Se habla de Renacimiento especialmente en países como Italia, Inglaterra, Francia y los Países Bajos, en donde los factores señalados antes aparecen reunidos en un mismo período. El Renacimiento, en opinión de algunos historiadores, fue un tipo de revolución social y económica en el largo proceso de transición del feudalismo al capitalismo.

A la corriente espiritual relacionada con el Renacimiento se la suele llamar “Humanismo”, como lo señalamos anteriormente al hablar de las definiciones del término.

En este sentido, el Humanismo Renacentista no es en realidad más que uno de los reflejos ideológicos del Renacimiento, capaz de adoptar una autonomía relativa y de mostrar manifestaciones éticas y eruditas separables de la estructura social y de las realidades de la vida cotidiana.

Un estilo de Humanismo que quiso proceder a la rehabilitación antropocéntrica del hombre, cuyo símbolo sensible, si se buscara en la arquitectura religiosa una correspondencia con el alma, podría encontrarse en la substitución del estilo románico y del gótico por el barroco, por lo demás muy hermoso en sí mismo como acertadamente lo ha señalado Jacques Maritain.

En el centro de la sociedad renacentista aparece un nuevo tipo de hombre diferente del concepto antiguo y del medieval que sobre él se tenía: el hombre dinámico para el cual se desplazan los conceptos de valor.

Lo infinito del espacio, el tiempo y el conocimiento, se convierten no sólo en objetos de especulación sino también en experiencia inmediata; la perfección deja de ser una norma absoluta, pues donde todo está en curso sólo puede haber búsqueda constante del perfeccionamiento; desde luego, no en el sentido del perfeccionamiento absoluto de los antiguos ni en el de la santidad de los cristianos.

Y se desplaza también la idea de Dios como centro absoluto de la inquietud intelectual de los pensadores, como se había tenido en la Edad Media, para trasladarse al hombre, al hombre del Renacimiento.

Nació entonces el individualismo renacentista en el que la consideración más importante era la medida en que el individuo había dejado su impronta en el mundo y surgió la idea de que el hombre le puede “conquistar” algo a la naturaleza, para crear a partir de ella una segunda naturaleza.

La conciencia de la conquista de la naturaleza corre paralela al descubrimiento de la idea de la evolución de la humanidad y del progreso.

El sujeto, hombre o humanidad, se encontró frente a frente con una naturaleza que tenía sus propias leyes; aprender a conocerla intensivamente se volvió una tarea infinita. Sobre la base de una naturaleza infinita que se comportaba según sus propias necesidades, Nicolás de Cusa fue el primero en formular el divorcio del proceso del conocimiento, tanto de la ética como de la lógica.

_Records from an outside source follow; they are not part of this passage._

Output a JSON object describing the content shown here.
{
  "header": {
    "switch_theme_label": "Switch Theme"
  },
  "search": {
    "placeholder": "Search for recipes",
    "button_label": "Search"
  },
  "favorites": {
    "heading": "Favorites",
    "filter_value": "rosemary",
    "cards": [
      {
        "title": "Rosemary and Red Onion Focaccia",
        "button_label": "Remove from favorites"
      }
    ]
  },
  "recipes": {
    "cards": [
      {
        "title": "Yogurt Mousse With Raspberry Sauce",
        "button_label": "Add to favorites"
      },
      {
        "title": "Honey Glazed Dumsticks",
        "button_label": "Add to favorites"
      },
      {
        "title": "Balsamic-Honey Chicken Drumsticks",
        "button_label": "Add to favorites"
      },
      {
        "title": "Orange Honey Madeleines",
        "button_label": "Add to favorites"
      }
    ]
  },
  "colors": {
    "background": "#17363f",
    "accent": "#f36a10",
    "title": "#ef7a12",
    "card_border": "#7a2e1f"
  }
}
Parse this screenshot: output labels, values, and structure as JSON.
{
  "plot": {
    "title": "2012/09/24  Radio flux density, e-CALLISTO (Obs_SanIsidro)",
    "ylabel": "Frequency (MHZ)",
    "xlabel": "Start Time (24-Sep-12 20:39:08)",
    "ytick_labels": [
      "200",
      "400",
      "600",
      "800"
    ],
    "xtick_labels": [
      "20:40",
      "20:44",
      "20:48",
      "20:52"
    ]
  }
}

Por otra parte, la aparición del interés por las cosas de este mundo no implicó necesariamente la irreligiosidad; el ateísmo en el pleno sentido de la palabra, fue muy raro en el Renacimiento.

La religión renacentista, sin embargo, se caracterizó por la desintegración del dogma, como si esta modalidad religiosa quisiera expresar que la fe se había vuelto menos firme, más libre y que se podía elegir por voluntad propia. Los hombres buscaban cada vez mas los senderos individuales hacia Dios, porque éstos ya podían buscarse; ya fuera “grande o pequeño”, el hombre renacentista era un ser relativamente autónomo que creaba su propio destino, luchaba con la suerte y se formaba a sí mismo.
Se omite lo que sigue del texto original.